Selon le récent rapport de OCHA-RDC sur la situation sécuritaire, humanitaire et sanitaire, la province de l’Ituri, la poursuite des violences dans les territoires de Djugu, Irumu et Mambasa continue d’exposer les civils aux attaques, aux enlèvements et aux déplacements forcés, aggravant les besoins de protection.
Le document consulté par Congorassure.cd annonce que, plus de 45 000 personnes restent déplacées dans la zone de Biakato (Territoire de Mambasa ), tandis que plus de 17 000 autres ont récemment été déplacées dans le territoire de Mahagi.
D'après cette institution des Nations-Unies, le territoire d’Aru, dans la province de l'Ituri continue de faire face à des incursions récurrentes d’acteurs armés étrangers le long de la frontière avec le Soudan du Sud, exposant les populations civiles à des enlèvements, des violences physiques et des pillages.
« Ces attaques alimentent des déplacements préventifs vers la brousse et accentuent les préoccupations en matière de protection dans les localités frontalières », alerte OCHA-RDC.
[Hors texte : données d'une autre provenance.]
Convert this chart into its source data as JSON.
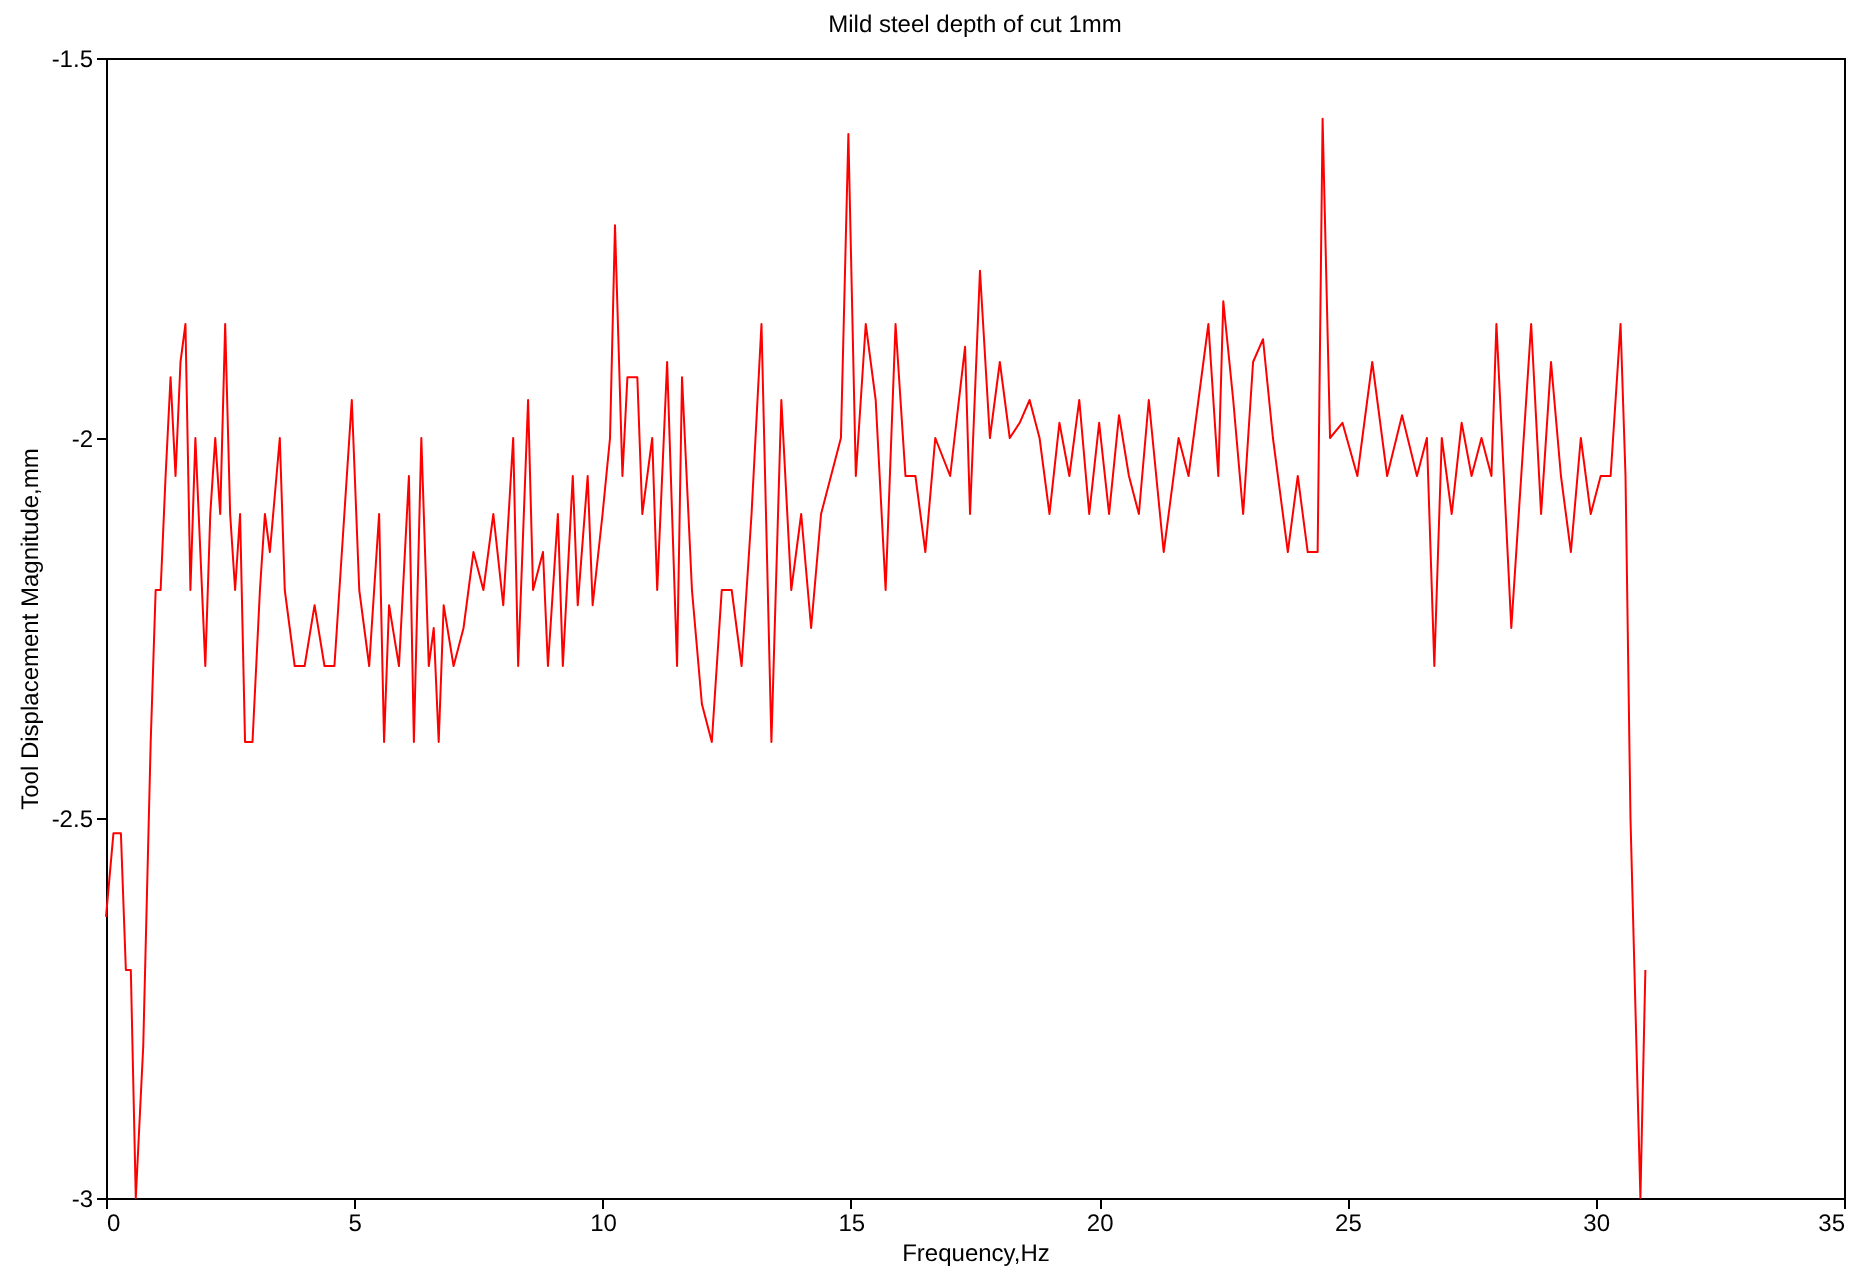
{
  "chart_data": {
    "type": "line",
    "title": "Mild steel depth of cut 1mm",
    "xlabel": "Frequency,Hz",
    "ylabel": "Tool Displacement Magnitude,mm",
    "xlim": [
      0,
      35
    ],
    "xticks": [
      0,
      5,
      10,
      15,
      20,
      25,
      30,
      35
    ],
    "ylim": [
      -3,
      -1.5
    ],
    "yticks": [
      -3,
      -2.5,
      -2,
      -1.5
    ],
    "grid": false,
    "marker": "none",
    "line_style": "solid",
    "series": [
      {
        "color": "#ff0000",
        "x": [
          0,
          0.15,
          0.3,
          0.4,
          0.5,
          0.6,
          0.75,
          0.9,
          1.0,
          1.1,
          1.2,
          1.3,
          1.4,
          1.5,
          1.6,
          1.7,
          1.8,
          1.9,
          2.0,
          2.1,
          2.2,
          2.3,
          2.4,
          2.5,
          2.6,
          2.7,
          2.8,
          2.95,
          3.1,
          3.2,
          3.3,
          3.5,
          3.6,
          3.8,
          4.0,
          4.2,
          4.4,
          4.6,
          4.8,
          4.95,
          5.1,
          5.3,
          5.5,
          5.6,
          5.7,
          5.9,
          6.1,
          6.2,
          6.35,
          6.5,
          6.6,
          6.7,
          6.8,
          7.0,
          7.2,
          7.4,
          7.6,
          7.8,
          8.0,
          8.2,
          8.3,
          8.5,
          8.6,
          8.8,
          8.9,
          9.1,
          9.2,
          9.4,
          9.5,
          9.7,
          9.8,
          10.0,
          10.15,
          10.25,
          10.4,
          10.5,
          10.7,
          10.8,
          11.0,
          11.1,
          11.3,
          11.5,
          11.6,
          11.8,
          12.0,
          12.2,
          12.4,
          12.6,
          12.8,
          13.0,
          13.2,
          13.4,
          13.6,
          13.8,
          14.0,
          14.2,
          14.4,
          14.6,
          14.8,
          14.95,
          15.1,
          15.3,
          15.5,
          15.7,
          15.9,
          16.1,
          16.3,
          16.5,
          16.7,
          17.0,
          17.3,
          17.4,
          17.6,
          17.8,
          18.0,
          18.2,
          18.4,
          18.6,
          18.8,
          19.0,
          19.2,
          19.4,
          19.6,
          19.8,
          20.0,
          20.2,
          20.4,
          20.6,
          20.8,
          21.0,
          21.3,
          21.6,
          21.8,
          22.0,
          22.2,
          22.4,
          22.5,
          22.7,
          22.9,
          23.1,
          23.3,
          23.5,
          23.8,
          24.0,
          24.2,
          24.4,
          24.5,
          24.65,
          24.9,
          25.2,
          25.5,
          25.8,
          26.1,
          26.4,
          26.6,
          26.75,
          26.9,
          27.1,
          27.3,
          27.5,
          27.7,
          27.9,
          28.0,
          28.3,
          28.5,
          28.7,
          28.9,
          29.1,
          29.3,
          29.5,
          29.7,
          29.9,
          30.1,
          30.3,
          30.5,
          30.6,
          30.7,
          30.8,
          30.9,
          31.0
        ],
        "values": [
          -2.63,
          -2.52,
          -2.52,
          -2.7,
          -2.7,
          -3.0,
          -2.8,
          -2.4,
          -2.2,
          -2.2,
          -2.05,
          -1.92,
          -2.05,
          -1.9,
          -1.85,
          -2.2,
          -2.0,
          -2.15,
          -2.3,
          -2.1,
          -2.0,
          -2.1,
          -1.85,
          -2.1,
          -2.2,
          -2.1,
          -2.4,
          -2.4,
          -2.2,
          -2.1,
          -2.15,
          -2.0,
          -2.2,
          -2.3,
          -2.3,
          -2.22,
          -2.3,
          -2.3,
          -2.1,
          -1.95,
          -2.2,
          -2.3,
          -2.1,
          -2.4,
          -2.22,
          -2.3,
          -2.05,
          -2.4,
          -2.0,
          -2.3,
          -2.25,
          -2.4,
          -2.22,
          -2.3,
          -2.25,
          -2.15,
          -2.2,
          -2.1,
          -2.22,
          -2.0,
          -2.3,
          -1.95,
          -2.2,
          -2.15,
          -2.3,
          -2.1,
          -2.3,
          -2.05,
          -2.22,
          -2.05,
          -2.22,
          -2.1,
          -2.0,
          -1.72,
          -2.05,
          -1.92,
          -1.92,
          -2.1,
          -2.0,
          -2.2,
          -1.9,
          -2.3,
          -1.92,
          -2.2,
          -2.35,
          -2.4,
          -2.2,
          -2.2,
          -2.3,
          -2.1,
          -1.85,
          -2.4,
          -1.95,
          -2.2,
          -2.1,
          -2.25,
          -2.1,
          -2.05,
          -2.0,
          -1.6,
          -2.05,
          -1.85,
          -1.95,
          -2.2,
          -1.85,
          -2.05,
          -2.05,
          -2.15,
          -2.0,
          -2.05,
          -1.88,
          -2.1,
          -1.78,
          -2.0,
          -1.9,
          -2.0,
          -1.98,
          -1.95,
          -2.0,
          -2.1,
          -1.98,
          -2.05,
          -1.95,
          -2.1,
          -1.98,
          -2.1,
          -1.97,
          -2.05,
          -2.1,
          -1.95,
          -2.15,
          -2.0,
          -2.05,
          -1.95,
          -1.85,
          -2.05,
          -1.82,
          -1.95,
          -2.1,
          -1.9,
          -1.87,
          -2.0,
          -2.15,
          -2.05,
          -2.15,
          -2.15,
          -1.58,
          -2.0,
          -1.98,
          -2.05,
          -1.9,
          -2.05,
          -1.97,
          -2.05,
          -2.0,
          -2.3,
          -2.0,
          -2.1,
          -1.98,
          -2.05,
          -2.0,
          -2.05,
          -1.85,
          -2.25,
          -2.05,
          -1.85,
          -2.1,
          -1.9,
          -2.05,
          -2.15,
          -2.0,
          -2.1,
          -2.05,
          -2.05,
          -1.85,
          -2.05,
          -2.5,
          -2.75,
          -3.0,
          -2.7
        ]
      }
    ]
  }
}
D'ailleurs, entre les 11 et 12 mai, plus de 70 civils auraient été enlevés dans les villages d’Ulendere et d’Arile, dans la zone de santé (ZS) d’Adi, tandis que le 31 mai, trois autres civils auraient été enlevés dans le village de Nyangbare, selon des sources locales.
Face à cette situation, les acteurs de la protection appellent au renforcement des mesures de protection des civils dans cette zone frontalière.
Par ailleurs, le territoire de Djugu malgré l’annonce d’un cessez-le-feu le 14 mai par un groupe armé actif dans le territoire, les violences ont rapidement repris, aggravant les risque protection pour les populations civiles, en particulier les personnes déplacées vivant dans les sites et communautés d’accueil.
« Des affrontements ont ainsi été signalés autour de Bule les 22 et 23 mai, faisant au moins un mort et dix blessés parmi les déplacés du site de Plaine Savo, tandis que plusieurs habitations ont été incendiées. Par ailleurs, entre le 15 et le 28 mai, au moins 11 personnes déplacées ont été tuées à proximité des sites de Plaine Savo et de Rhoe, illustrant la persistance de l’insécurité et la vulnérabilité continue des populations déplacées », ajoute-t-elle.
Selon elle, ces incidents confirment une tendance similaire à celle observée le mois précédent, marquée par la persistance de l’insécurité et l’exposition continue des civils aux violences, particulièrement des personnes déplacées, tant sur les sites que lors de leurs activités de subsistance.